Соседей на кухне не оказалось, но, возвращаясь в комнаты, я встретила в коридоре мать и отца, шедших умываться, и прижалась к стене, пропуская их, ступавших с тяжким, властным, хозяйским раздражением. Они сделали вид, что не замечают меня; я с удовольствием не поздоровалась и поспешила обратно, где небрежно набросила на постель розовое, опять-таки «девичье» покрывало и улеглась поверх него сызнова.
Вернулись родители. Вытянутое нервное лицо матери, иссушенное постоянным недовольством до едкой, страстной праведности, пуще обострилось, когда она увидела меня лежащей на покрывале. Видимо, решив нынче меня не замечать, она все же сорвалась:
— Аэта, — спросила она у бабушки, — эта мамзель, как следует предположить, считает, что залежать можно все: и двойки, и дырявые чулки, и воротничок неподшитый, и, если откровенно, свою неискоренимую порочность? Видите ли, валяется на розовом покрывальце и утопает в мечтах — о прекрасных принцах, естественно… Ей мало, что я стираю и глажу все ее замурзанное белье, так еще, понимаете ли, не свое покрывало замусоливает? Она его покупала, она его стирает?

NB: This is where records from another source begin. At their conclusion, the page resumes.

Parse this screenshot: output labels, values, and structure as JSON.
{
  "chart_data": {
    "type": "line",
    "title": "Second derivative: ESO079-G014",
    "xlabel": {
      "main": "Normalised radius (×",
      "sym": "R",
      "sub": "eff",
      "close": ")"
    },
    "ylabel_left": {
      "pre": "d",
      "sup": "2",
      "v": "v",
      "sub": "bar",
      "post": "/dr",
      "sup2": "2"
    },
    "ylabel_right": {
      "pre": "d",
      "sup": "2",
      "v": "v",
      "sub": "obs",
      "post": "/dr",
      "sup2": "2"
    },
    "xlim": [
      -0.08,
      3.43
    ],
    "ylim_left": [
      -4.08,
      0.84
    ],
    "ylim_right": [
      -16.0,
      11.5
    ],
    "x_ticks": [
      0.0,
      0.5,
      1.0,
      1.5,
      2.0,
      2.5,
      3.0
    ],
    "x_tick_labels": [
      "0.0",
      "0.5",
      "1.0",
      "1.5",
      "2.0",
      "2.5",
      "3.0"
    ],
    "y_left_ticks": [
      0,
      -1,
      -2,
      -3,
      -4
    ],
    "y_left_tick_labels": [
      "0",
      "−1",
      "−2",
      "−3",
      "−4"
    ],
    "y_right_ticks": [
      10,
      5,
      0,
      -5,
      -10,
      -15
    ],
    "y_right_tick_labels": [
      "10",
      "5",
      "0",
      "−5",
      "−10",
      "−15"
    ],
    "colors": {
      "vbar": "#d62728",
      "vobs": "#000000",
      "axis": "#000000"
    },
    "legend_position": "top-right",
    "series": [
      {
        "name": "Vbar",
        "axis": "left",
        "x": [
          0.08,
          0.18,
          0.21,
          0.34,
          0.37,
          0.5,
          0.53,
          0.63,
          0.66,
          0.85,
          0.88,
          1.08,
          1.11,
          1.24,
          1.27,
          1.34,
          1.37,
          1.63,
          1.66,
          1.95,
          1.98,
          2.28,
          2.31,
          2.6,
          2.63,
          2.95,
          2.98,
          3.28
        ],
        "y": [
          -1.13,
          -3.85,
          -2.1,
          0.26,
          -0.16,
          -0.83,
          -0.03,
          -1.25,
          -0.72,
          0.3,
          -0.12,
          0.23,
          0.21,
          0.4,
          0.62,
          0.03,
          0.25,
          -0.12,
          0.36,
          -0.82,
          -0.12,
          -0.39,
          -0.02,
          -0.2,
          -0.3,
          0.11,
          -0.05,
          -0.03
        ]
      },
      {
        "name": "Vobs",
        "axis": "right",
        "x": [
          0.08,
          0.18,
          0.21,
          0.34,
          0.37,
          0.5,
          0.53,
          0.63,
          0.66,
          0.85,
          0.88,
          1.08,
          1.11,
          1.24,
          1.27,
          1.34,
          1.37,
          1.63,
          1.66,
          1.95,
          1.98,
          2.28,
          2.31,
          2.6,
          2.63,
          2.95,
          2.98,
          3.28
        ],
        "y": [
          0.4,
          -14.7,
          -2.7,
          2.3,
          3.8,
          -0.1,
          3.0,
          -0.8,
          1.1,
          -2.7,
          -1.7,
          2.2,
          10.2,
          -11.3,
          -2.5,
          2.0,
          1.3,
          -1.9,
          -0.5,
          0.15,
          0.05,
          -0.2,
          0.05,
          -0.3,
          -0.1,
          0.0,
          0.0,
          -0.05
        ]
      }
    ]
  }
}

— Мама, я же еще в школе. Что я могу купить? — бессмысленно напомнила я, хорошо зная ответ.
Мать ответила в третьем лице:
— Ну, между нами, это удача, что она ничего не может купить. Ей бы, вообразите, еще и деньги в руки! Но я попробую выразить то, что имею в виду, повразумительнее, для нее лично. Если она будет хорошо учиться, не грубить, мыть полы, убирать хотя бы за собой, ТО ВСЕ, ЧТО МЫ ДЛЯ НЕЕ ПОКУПАЕМ, ОНА СМОЖЕТ ИСКУПИТЬ.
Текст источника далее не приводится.